The EU’s own rules regarding dumping are being revised with an eye toward China. An agreement was struck earlier this week that will allow the EU to impose higher tariffs on imports of some raw materials. At issue is the EU’s “lesser-duty rule.” This allows the imposition of a tariff on imports that offsets the injury suffered by domestic producers, but not as large as “dumping margin,” which is the difference between the price of imports and what is calculated to be a fair price. In practice, this means that EU applies considerably lower duties than the US. For example, the EU imposed a 21% tariff on the same (cold-rolled) steel products this year that were hit by a 266% duty by the US last year.
The UK had been perceived to be among the most vocal proponents of recognizing China as a market economy, but its influence in the EU has waned since it voted to leave. Slow domestic growth makes Italian steel producers particularly vocal in resisting giving up the WTO’s anti-dumping protections. Reportedly, Spain is also reluctant. Germany, which is more competitive, making it less vulnerable to cheap Chinese steel imports, but it appears to have decided to use its political chits on something else. Last week, the EC launched three new investigations into dumping charges levied against China in steel and iron. The EC has already imposed 18 anti-dumping and anti-subsidy measures against China.

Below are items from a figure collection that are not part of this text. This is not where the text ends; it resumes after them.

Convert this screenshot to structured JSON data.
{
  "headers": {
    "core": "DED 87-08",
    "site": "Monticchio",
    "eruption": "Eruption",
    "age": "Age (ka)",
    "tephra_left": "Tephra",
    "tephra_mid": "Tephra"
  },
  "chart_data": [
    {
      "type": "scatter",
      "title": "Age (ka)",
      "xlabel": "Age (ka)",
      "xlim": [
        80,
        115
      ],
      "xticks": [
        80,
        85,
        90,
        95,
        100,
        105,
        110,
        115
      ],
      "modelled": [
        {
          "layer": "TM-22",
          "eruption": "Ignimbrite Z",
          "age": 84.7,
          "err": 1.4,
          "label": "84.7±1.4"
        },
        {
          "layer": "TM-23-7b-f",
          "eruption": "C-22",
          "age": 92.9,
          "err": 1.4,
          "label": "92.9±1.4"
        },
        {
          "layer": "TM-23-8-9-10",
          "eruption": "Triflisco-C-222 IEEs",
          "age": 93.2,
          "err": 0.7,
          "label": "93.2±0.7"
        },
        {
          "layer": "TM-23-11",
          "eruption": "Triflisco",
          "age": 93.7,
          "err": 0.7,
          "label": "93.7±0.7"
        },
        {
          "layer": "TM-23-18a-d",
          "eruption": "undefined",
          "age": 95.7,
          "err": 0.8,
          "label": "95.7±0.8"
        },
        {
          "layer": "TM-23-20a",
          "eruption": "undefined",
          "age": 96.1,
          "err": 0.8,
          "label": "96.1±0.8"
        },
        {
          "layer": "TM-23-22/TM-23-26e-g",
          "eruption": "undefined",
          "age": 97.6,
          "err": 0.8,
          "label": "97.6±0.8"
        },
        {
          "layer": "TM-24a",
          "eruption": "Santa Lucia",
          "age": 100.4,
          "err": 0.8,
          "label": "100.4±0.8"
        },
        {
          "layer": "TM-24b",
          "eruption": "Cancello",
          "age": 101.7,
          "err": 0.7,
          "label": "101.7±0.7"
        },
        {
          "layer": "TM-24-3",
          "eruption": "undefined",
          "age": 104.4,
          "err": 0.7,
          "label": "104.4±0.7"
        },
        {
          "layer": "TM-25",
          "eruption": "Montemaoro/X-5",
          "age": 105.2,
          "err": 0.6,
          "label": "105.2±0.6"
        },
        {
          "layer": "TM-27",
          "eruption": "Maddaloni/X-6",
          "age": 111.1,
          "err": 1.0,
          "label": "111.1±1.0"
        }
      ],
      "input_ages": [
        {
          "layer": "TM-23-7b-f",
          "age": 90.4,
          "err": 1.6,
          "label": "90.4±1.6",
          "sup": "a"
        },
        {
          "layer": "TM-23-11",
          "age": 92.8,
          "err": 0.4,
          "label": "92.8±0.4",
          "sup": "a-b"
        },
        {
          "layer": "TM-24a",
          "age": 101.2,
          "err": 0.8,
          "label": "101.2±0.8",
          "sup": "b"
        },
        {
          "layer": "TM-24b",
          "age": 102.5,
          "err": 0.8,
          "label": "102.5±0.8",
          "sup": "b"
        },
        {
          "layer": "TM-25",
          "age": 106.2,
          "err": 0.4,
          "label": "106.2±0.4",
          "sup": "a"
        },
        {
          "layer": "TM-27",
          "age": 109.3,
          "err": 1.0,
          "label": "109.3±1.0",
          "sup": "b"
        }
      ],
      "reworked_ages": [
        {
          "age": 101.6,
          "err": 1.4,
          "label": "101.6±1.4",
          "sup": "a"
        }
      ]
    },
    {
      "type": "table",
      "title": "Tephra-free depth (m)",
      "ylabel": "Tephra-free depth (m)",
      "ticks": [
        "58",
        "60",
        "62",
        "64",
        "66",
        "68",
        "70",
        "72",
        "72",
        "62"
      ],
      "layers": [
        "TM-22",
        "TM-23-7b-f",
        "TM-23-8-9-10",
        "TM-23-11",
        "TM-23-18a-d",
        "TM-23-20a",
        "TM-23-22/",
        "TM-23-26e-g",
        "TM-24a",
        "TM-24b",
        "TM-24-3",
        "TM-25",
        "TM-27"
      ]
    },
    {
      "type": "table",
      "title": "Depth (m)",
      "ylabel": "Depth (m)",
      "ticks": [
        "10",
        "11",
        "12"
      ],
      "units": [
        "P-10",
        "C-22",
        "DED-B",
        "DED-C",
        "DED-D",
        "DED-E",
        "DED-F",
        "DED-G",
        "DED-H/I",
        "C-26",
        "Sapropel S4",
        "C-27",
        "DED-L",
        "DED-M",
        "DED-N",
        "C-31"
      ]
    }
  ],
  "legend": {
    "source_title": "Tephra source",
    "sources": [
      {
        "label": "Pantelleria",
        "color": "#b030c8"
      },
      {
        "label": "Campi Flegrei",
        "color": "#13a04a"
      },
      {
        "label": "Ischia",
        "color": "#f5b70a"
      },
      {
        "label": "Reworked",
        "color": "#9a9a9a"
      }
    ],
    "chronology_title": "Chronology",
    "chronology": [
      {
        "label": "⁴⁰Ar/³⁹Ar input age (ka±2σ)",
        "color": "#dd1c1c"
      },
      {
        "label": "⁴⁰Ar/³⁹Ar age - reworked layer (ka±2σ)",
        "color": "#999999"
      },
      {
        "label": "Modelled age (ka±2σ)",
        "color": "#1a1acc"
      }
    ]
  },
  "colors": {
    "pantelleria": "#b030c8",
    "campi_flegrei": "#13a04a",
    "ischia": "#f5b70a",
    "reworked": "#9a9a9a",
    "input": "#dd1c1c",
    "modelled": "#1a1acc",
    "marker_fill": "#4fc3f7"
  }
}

Before the new US Administration assumes office, trade tensions with China have increased. It is not simply an American-Sino issue. The EC is also becoming less tolerant. Among emerging market economies Brazil and India have reportedly become more aggressive in bringing anti-dumping charges against China. The confrontation is unlike to abate regardless of the outcome of next year’s elections in Europe or the operational policy of the Trump Administration. Even more, the integration of China more fully into the world economy is one of the most critical political and economic challenges. Some suggest that the disruption created by China’s membership in the WTO may be a contributing factor to the economic malaise that has been one (of many) contributing factors behind the rise of populist-nationalist forces.